Antes del vuelo

Solo hay dos cosas que me gustan de estar dentro de un avión: quedarme dormido en mitad del viaje y salir de él después de aterrizar.

No obstante, hay algo asociado al vuelo que tengo que reconocer: Los aeropuertos tienen una capacidad de aportar paz que no se encuentran en otros sitios. Por mucho que esas horas en una máquina poco espaciosa, con los pies a muchos más metros de tierra firme de los que me gustaría, sean siempre una experiencia bastante desagradable, en pocos sitios se desconecta tanto como en esos momentos previos al viaje.

No hay silencio mejor diseñado que el silencio de aeropuerto. Esa calma que se consigue cuando se llega con cierta antelación, delante de un cristal mirando a la pista de aterrizaje con unos auriculares puestos en los que suena lo que el gusto del consumidor decide, es difícilmente conseguible en otros contextos sin recurrir a opiáceos. Tiene su magnetismo.

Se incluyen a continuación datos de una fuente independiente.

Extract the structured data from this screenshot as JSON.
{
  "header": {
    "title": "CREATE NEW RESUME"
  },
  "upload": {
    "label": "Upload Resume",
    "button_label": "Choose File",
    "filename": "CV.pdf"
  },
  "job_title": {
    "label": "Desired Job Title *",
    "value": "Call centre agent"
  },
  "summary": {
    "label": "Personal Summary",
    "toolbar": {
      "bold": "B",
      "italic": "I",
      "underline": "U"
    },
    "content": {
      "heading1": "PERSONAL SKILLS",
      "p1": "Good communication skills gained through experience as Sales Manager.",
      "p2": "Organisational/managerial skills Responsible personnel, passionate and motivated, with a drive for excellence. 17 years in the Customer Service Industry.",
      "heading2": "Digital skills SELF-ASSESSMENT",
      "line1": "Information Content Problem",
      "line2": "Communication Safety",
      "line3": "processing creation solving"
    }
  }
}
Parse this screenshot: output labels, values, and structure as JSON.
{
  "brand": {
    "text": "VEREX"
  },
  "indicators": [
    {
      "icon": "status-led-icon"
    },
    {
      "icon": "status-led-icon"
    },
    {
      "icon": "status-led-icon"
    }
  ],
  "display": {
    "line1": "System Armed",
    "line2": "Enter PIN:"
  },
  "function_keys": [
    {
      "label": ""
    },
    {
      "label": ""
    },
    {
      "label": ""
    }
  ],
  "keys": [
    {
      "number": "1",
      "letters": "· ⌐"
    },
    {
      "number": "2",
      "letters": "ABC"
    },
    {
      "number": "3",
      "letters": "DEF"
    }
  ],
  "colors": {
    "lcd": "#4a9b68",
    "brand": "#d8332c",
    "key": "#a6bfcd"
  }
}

La cosa se estropea un poco cuando la cercanía del despegue hace que tus compañeros de vuelo vayan apareciendo y agolpándose en una fila interminable desde un rato antes de abrir las puertas, pero tú prefieres quedarte sentado, aferrado a esa calma que ya se escapa, y entrar cuando el mostrador se despeje. ¿Qué es lo peor que puede pasar? ¿Que la cabina se quede sin sitio para tu equipaje de mano y a la salida tengas que esperar 5 minutos más disfrutando de esa inimitable calma de aeropuerto mientras ves maletas salir por la cinta y la música sigue sonando?